Atelier devises framework to solve ‘pinch points’ of financing modular construction

Guidelines will lower the risks of building modular homes for both lenders and borrowers, says the company’s joint chief executive.

Specialist lender Atelier Capital Partners, has launched a lending framework designed to establish criteria for financing small-to-medium-sized developers as they build homes with modular offsite construction methods.

Chris Gardner, joint chief executive officer at the London-based firm, which launched in 2019 with backing from manager M&G Investments, said Atelier wanted to create a systematic lending approach to what he described as a “compelling” but “underserved” area of the development lending market.

Modular construction, whereby whole buildings or sections of buildings are manufactured offsite and connected together onsite, is gaining in popularity with residential developers such as Barratt Developments, due to it being a quicker, more efficient build process.

But Gardner says small- to medium-sized enterprises seeking to build homes using modular construction methods have found it challenging to obtain finance due to “pinch points in the process”.

In contrast to traditional methods of residential construction, where borrowers can draw down loans in stages over the course of the development process, upfront financing is typically required for offsite and modular construction, as manufacturers require developers’ payments ahead of construction and payment in full before site delivery.

Gardner explained: “That creates a challenge for a lender because you’re being asked to lend against assets which you have no security over.

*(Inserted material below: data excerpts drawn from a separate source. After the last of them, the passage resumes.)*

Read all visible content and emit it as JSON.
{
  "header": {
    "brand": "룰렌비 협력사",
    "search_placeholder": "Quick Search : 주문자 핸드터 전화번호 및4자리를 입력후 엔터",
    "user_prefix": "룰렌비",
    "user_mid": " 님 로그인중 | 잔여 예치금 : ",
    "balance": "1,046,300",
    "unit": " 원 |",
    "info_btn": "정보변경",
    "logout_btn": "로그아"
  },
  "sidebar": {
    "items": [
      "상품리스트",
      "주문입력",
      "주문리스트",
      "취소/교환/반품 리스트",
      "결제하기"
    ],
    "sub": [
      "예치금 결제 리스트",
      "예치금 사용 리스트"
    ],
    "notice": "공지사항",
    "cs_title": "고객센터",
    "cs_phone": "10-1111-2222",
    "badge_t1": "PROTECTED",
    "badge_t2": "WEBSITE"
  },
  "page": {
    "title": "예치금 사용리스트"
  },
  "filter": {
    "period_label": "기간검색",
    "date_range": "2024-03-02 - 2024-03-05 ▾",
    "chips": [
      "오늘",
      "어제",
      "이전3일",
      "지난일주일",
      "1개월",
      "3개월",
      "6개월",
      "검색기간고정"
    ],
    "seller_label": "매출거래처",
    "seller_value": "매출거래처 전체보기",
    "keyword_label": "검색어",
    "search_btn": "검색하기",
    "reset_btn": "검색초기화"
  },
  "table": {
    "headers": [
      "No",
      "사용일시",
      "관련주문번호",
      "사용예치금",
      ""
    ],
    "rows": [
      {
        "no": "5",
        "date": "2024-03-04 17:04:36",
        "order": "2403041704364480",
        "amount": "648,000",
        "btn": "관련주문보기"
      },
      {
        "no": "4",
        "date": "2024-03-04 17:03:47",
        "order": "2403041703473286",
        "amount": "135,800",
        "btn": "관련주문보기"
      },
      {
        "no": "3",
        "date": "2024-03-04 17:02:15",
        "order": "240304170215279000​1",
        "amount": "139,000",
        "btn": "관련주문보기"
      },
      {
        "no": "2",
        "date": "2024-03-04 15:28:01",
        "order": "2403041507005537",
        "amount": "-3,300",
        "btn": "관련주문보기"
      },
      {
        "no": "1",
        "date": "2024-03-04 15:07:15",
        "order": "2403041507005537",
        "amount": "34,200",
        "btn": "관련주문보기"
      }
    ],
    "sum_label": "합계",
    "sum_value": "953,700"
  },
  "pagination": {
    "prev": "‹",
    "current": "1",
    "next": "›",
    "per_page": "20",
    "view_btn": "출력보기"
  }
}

Larger manufacturers that are producing residential units at scale are able to provide insurance in case anything goes wrong but for smaller factories that is very difficult to obtain as they might have limited track record and be seen as higher risk.”

He added: “Compared to conventional construction techniques which use widely available materials, MMC [modern methods of construction] supply chains are still maturing and not all lenders, from development lenders to high street mortgage lenders, are comfortable or adept at funding non-traditional schemes.”

Atelier’s framework, the result of a six-month consultation with would-be borrowers and trade bodies such as the UK’s National House Building Council and Buildoffsite Property Assurance Scheme, is aimed at mitigating these risks.

One way in which it has done this is to adopt pre-existing accreditations from BOPAS or the NHBC, which show that a developer is building to their required standard and then allows them to obtain warranties. The lending criteria also requires evidence of a manufacturer’s financial resilience and track record of delivery.

Atelier, which has £275 million (€313 million) of assets under management, will also require that other units built the same way have previously obtained mortgages by the homeowner, which ensures the quality and sustainable credentials of the product.

Atelier has also adopted seven categories of offsite construction – from the UK Government’s MMC Definition Framework, developed by the Ministry of Housing, Communities & Local Government (MHCLG) Joint Industry Working Group on MMC. The framework has a set of practical eligibility criteria for each one, enabling the advancing of development finance to be tailored to the type of offsite construction being used.

Gardner said: “The drive marks the first time a major lender has addressed the challenges that SME developers face in financing modular and offsite construction. This hasn’t been done until now because it is difficult to do and the rewards are uncertain.”

The framework provides a lending approach that reduces the risk of modular construction for both developers and lenders, he added. “It helps developers make good procurement decisions but also as well protects us as a lender because we know that they will be putting up a good product to a good specification from an accredited body. The product we are lending against can get a warranty, insurance and the consumer will buy it knowing that they’ve got property which is mortgageable well-constructed.”

With the framework in place, Atelier expects to begin funding SME developers immediately, offering loans of between £5 million and £40 million at a maximum loan-to-cost of 90 percent. The day-one net loan-to-value maximum is 70 percent, and gross loan-to-gross development value is also 70 percent.

Gardner says Atelier’s strategy is built around promoting change in the area of financing modular construction: “We’ve produced this framework to help deliver solutions and to help developers identify viable opportunities. That offers capability and a way for MMC to flourish. Finance is the last thing to change when new technology comes along but we want to change that.”